We’re human; our bodies don’t run on the same clock we set our watches to and things can always happen, so it’s important to always be prepared.
“I was always really careful with my boyfriend, but on the Fourth of July things got a little crazy,” says Jessica*, a college student. “We had sex, and we couldn't remember if we'd used a condom or not. The next month, my period never came. I freaked out about it for weeks, afraid to admit pregnancy was a possibility by buying a test.”
Jessica finally caved and bought a test, which came up negative, but her period was nowhere in sight.
“I finally got my period three months later,” she says. “Turns out I wasn't getting it because of stress and not eating enough.”
When your parents send you off to college, you’re warned to always lock your dorm room door so someone can’t come in while you are sleeping, never walk alone late at night, and never take a drink from a stranger. Unprotected sex is like the door you forgot to lock and that mysterious drink; despite the risk of pregnancy and your obvious worrying, you’ve potentially invited in dangerous STIs.
To protect yourself, always carry a condom with you if you think you are going to have sex and are not on the Pill—this way, not having a condom is not an excuse. If you have had unprotected sex, take the morning-after pill, which is available at your local drugstore, Planned Parenthood, or even your campus’s health clinic. This pill must be taken within 72 hours of having unprotected sex—the sooner the better. If you have unprotected sex (or even might be having it in the future) it’s important to get tested and you might want to consider Gardasil, a series of shots that can protect against certain strains of HPV and cervical cancer.
What do I do now?
Thinking you are pregnant is one of the most nerve-wracking things someone can go through. If you think you are, try your best to stay calm; did your nerves help you score that cute date or good grade on that French test? Nope, you forgot all the things you were supposed to say.
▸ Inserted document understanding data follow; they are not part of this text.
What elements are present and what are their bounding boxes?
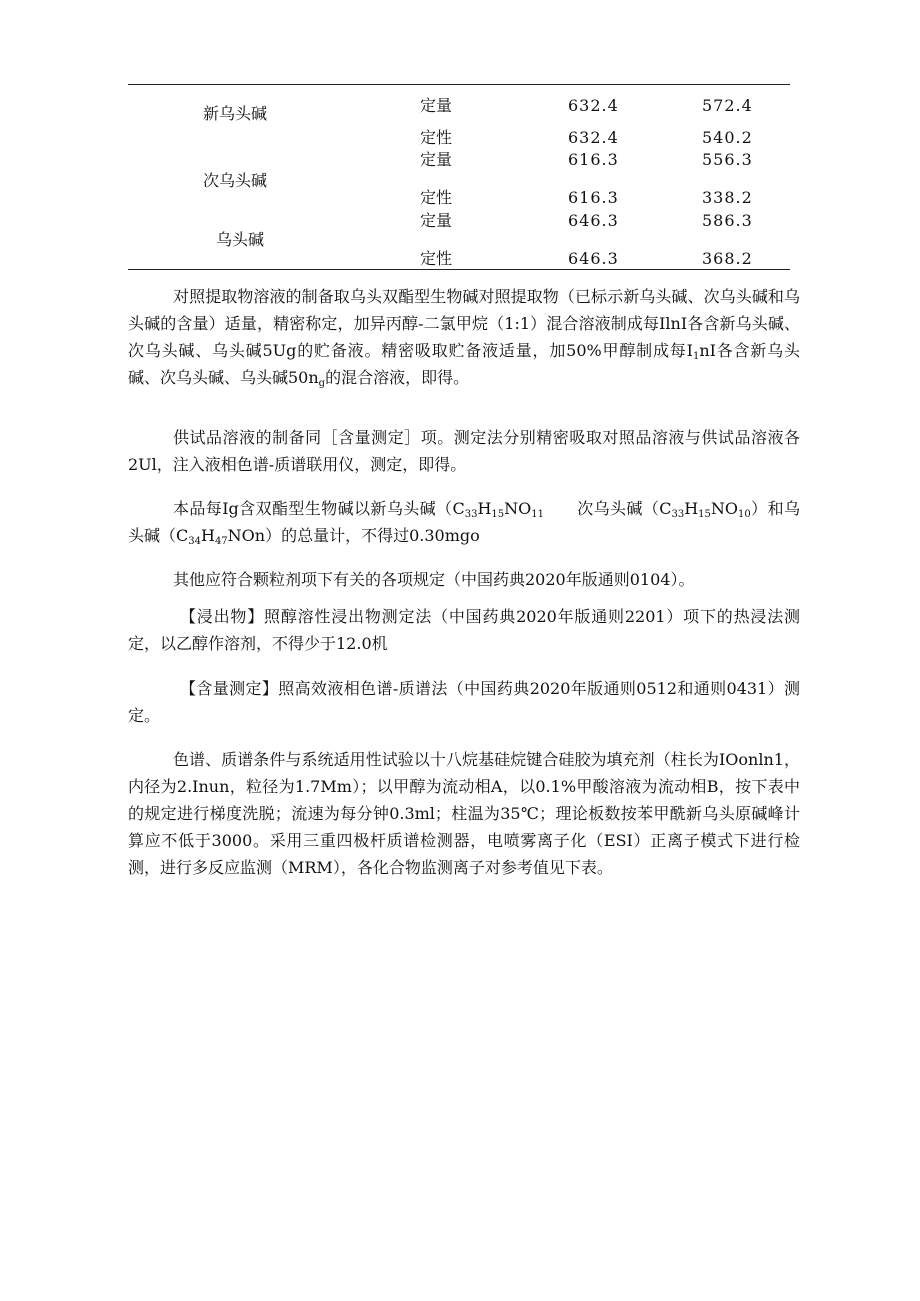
table-value: 368.2 <box>702 249 753 268</box>
table-value: 632.4 <box>568 128 619 147</box>
paragraph-assay: 【含量测定】照高效液相色谱-质谱法（中国药典2020年版通则0512和通则0431）测定。 <box>128 679 800 725</box>
table-type: 定量 <box>420 211 453 230</box>
paragraph-extract: 【浸出物】照醇溶性浸出物测定法（中国药典2020年版通则2201）项下的热浸法测定，以乙醇作溶剂，不得少于12.0机 <box>128 607 800 653</box>
table-value: 572.4 <box>702 96 753 115</box>
table-value: 338.2 <box>702 188 753 207</box>
table-value: 632.4 <box>568 96 619 115</box>
table-type: 定量 <box>420 96 453 115</box>
table-type: 定量 <box>420 150 453 169</box>
table-value: 556.3 <box>702 150 753 169</box>
table-value: 616.3 <box>568 150 619 169</box>
table-value: 616.3 <box>568 188 619 207</box>
table-compound-name: 新乌头碱 <box>203 104 268 123</box>
paragraph-test-solution: 供试品溶液的制备同［含量测定］项。测定法分别精密吸取对照品溶液与供试品溶液各2Ul，注入液相色谱-质谱联用仪，测定，即得。 <box>128 428 800 474</box>
table-type: 定性 <box>420 249 453 268</box>
table-type: 定性 <box>420 188 453 207</box>
table-type: 定性 <box>420 128 453 147</box>
paragraph-reference-solution: 对照提取物溶液的制备取乌头双酯型生物碱对照提取物（已标示新乌头碱、次乌头碱和乌头碱的含量）适量，精密称定，加异丙醇-二氯甲烷（1:1）混合溶液制成每IlnI各含新乌头碱、次乌头碱、乌头碱5Ug的贮备液。精密吸取贮备液适量，加50%甲醇制成每$I_1nI$各含新乌头碱、次乌头碱、乌头碱$50n_g$的混合溶液，即得。 <box>128 287 800 389</box>
table-compound-name: 次乌头碱 <box>203 171 268 190</box>
paragraph-chromatography: 色谱、质谱条件与系统适用性试验以十八烷基硅烷键合硅胶为填充剂（柱长为IOonln1，内径为2.Inun，粒径为1.7Mm）；以甲醇为流动相A，以0.1%甲酸溶液为流动相B，按下表中的规定进行梯度洗脱；流速为每分钟0.3ml；柱温为35℃；理论板数按苯甲酰新乌头原碱峰计算应不低于3000。采用三重四极杆质谱检测器，电喷雾离子化（ESI）正离子模式下进行检测，进行多反应监测（MRM），各化合物监测离子对参考值见下表。 <box>128 750 800 877</box>
paragraph-limit: 本品每Ig含双酯型生物碱以新乌头碱（$C_{33}H_{15}NO_{11}$ 次乌头碱$(C_{33}H_{15}NO_{10})$和乌头碱$(C_{34}H_{47}NOn)$的总量计，不得过0.30mgo <box>128 499 800 547</box>
table-value: 540.2 <box>702 128 753 147</box>
table-value: 646.3 <box>568 249 619 268</box>
table-compound-name: 乌头碱 <box>216 230 265 249</box>
paragraph-other-requirements: 其他应符合颗粒剂项下有关的各项规定（中国药典2020年版通则0104）。 <box>173 570 695 589</box>
table-top-rule <box>128 84 790 85</box>
table-bottom-rule <box>128 269 790 270</box>
table-value: 646.3 <box>568 211 619 230</box>
table-value: 586.3 <box>702 211 753 230</box>
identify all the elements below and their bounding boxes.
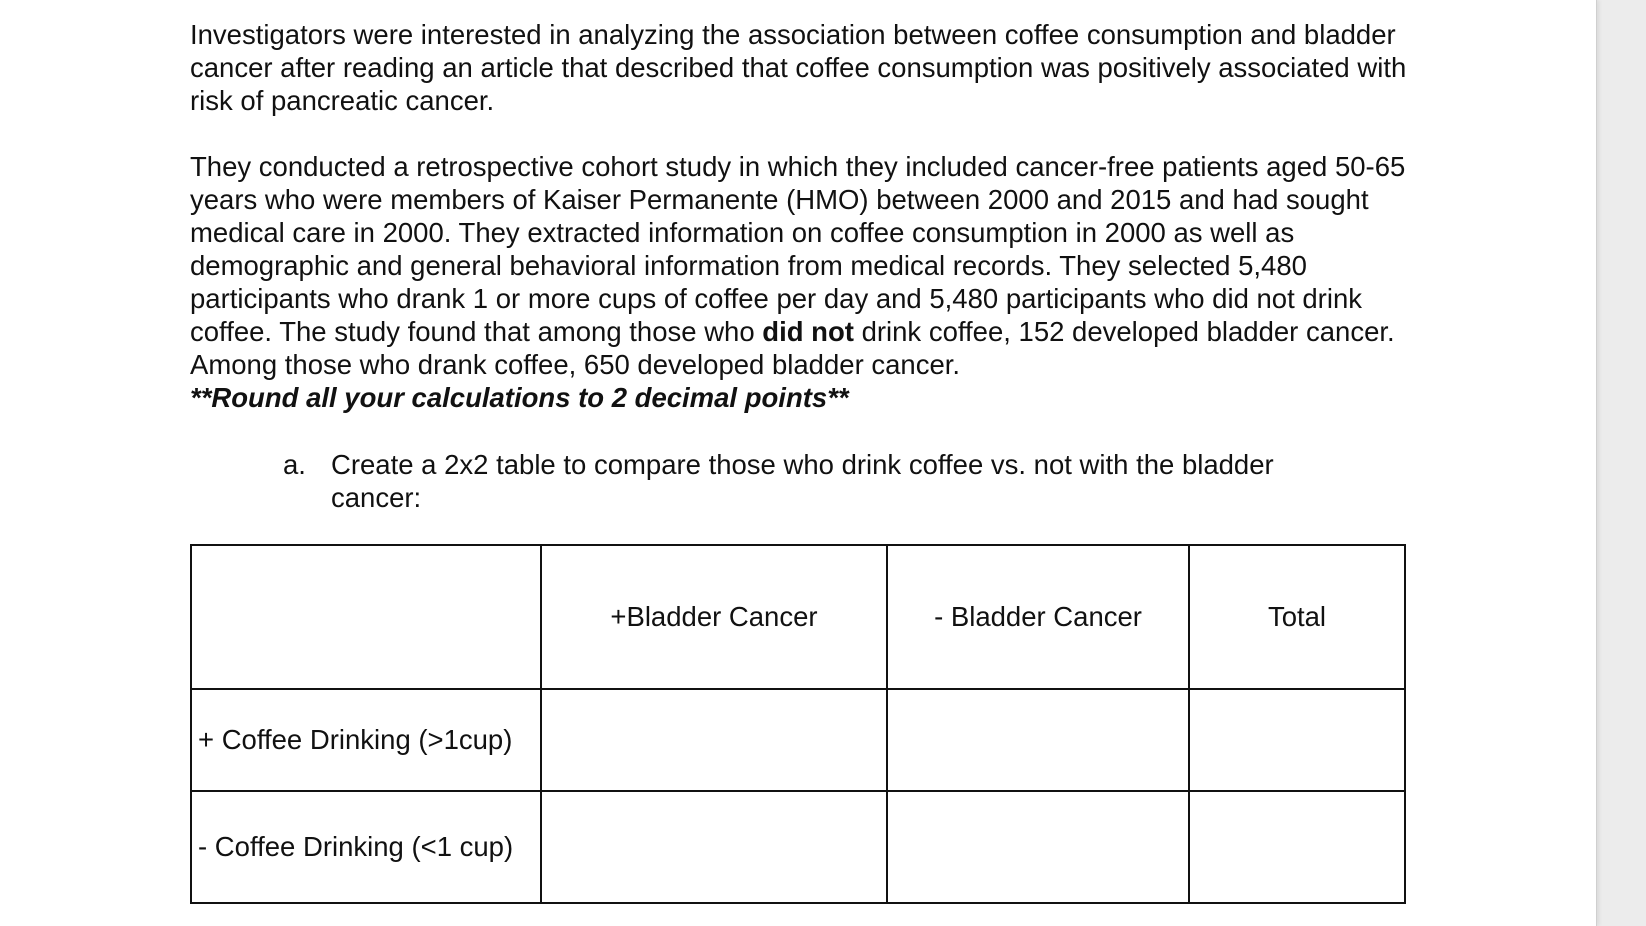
table-header-corner[interactable] — [191, 545, 541, 689]
study-paragraph — [190, 150, 1420, 414]
table-row — [191, 689, 1405, 791]
table-cell[interactable] — [1189, 689, 1405, 791]
table-header-row — [191, 545, 1405, 689]
table-cell[interactable] — [887, 791, 1189, 903]
question-letter: a. — [283, 449, 306, 480]
table-header-cell[interactable]: Total — [1189, 545, 1405, 689]
row-label[interactable]: - Coffee Drinking (<1 cup) — [191, 791, 541, 903]
table-cell[interactable] — [541, 689, 887, 791]
question-text: Create a 2x2 table to compare those who drink coffee vs. not with the bladder cancer: — [331, 449, 1274, 513]
study-text-part1: They conducted a retrospective cohort study in which they included cancer-free patients aged 50-65 years who were members of Kaiser Permanente (HMO) between 2000 and 2015 and had sought medical care in 2000. They extracted information on coffee consumption in 2000 as well as demographic and general behavioral information from medical records. They selected 5,480 participants who drank 1 or more cups of coffee per day and 5,480 participants who did not drink coffee. The study found that among those who — [190, 151, 1406, 347]
table-header-cell[interactable]: +Bladder Cancer — [541, 545, 887, 689]
table-cell[interactable] — [541, 791, 887, 903]
intro-paragraph: Investigators were interested in analyzing the association between coffee consumption and bladder cancer after reading an article that described that coffee consumption was positively associated with risk of pancreatic cancer. — [190, 19, 1407, 116]
question-a — [283, 448, 1343, 514]
row-label[interactable]: + Coffee Drinking (>1cup) — [191, 689, 541, 791]
study-text-part2: drink coffee, 152 developed bladder cancer. Among those who drank coffee, 650 developed bladder cancer. — [190, 316, 1395, 380]
table-row — [191, 791, 1405, 903]
table-header-cell[interactable]: - Bladder Cancer — [887, 545, 1189, 689]
two-by-two-table — [190, 544, 1406, 904]
rounding-instruction: **Round all your calculations to 2 decimal points** — [190, 382, 849, 413]
table-cell[interactable] — [1189, 791, 1405, 903]
study-text-bold: did not — [762, 316, 854, 347]
table-cell[interactable] — [887, 689, 1189, 791]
If you’ve exhausted your options (like you used a condom, it broke, and then you took Plan B One-Step) but are still worried, take an at-home pregnancy test. They cost between $10 and $20, and are available at your campus’s health clinic, local drugstore, or Planned Parenthood. Bring a friend or your boyfriend for support if you are nervous, but remember you might get a false negative if you take the test too soon (like before your missed period depending on the test). The First Response Early Result Pregnancy Test ($18.09 for two) was rated the best at home pregnancy test by CBS News because it can detect the smallest amount of pregnancy hormones and is easy to use. If you are not sure how to read the test, here’s the deal: if you wait the specified number of minutes, and a line appears across the screen, it’s positive.
Don’t panic if the test reads positive—false positives do exist. Set up an appointment with your doctor immediately, and she can tell you for sure. Planned Parenthood can fill in where your campus health clinic is lacking, though most campus health centers provide condoms, STI-testing and treatment, birth control, and even gynecological exams and pregnancy tests. Not only do they offer those things along with breast exams, pap smears, and HPV exams, but they also have information on all pregnancy options. Some of them even offer prenatal care, make adoption referrals, and perform abortions. To find a Planned Parenthood near you and make an appointment, call 1-800-230-PLAN or visit Plan Parenthood. Remember, to ensure a safe sex life, grab the bull by the horns and take a proactive approach. Use protection (with a backup if you’re nervous) and get tested—and remember, no matter what the result is, you always have options.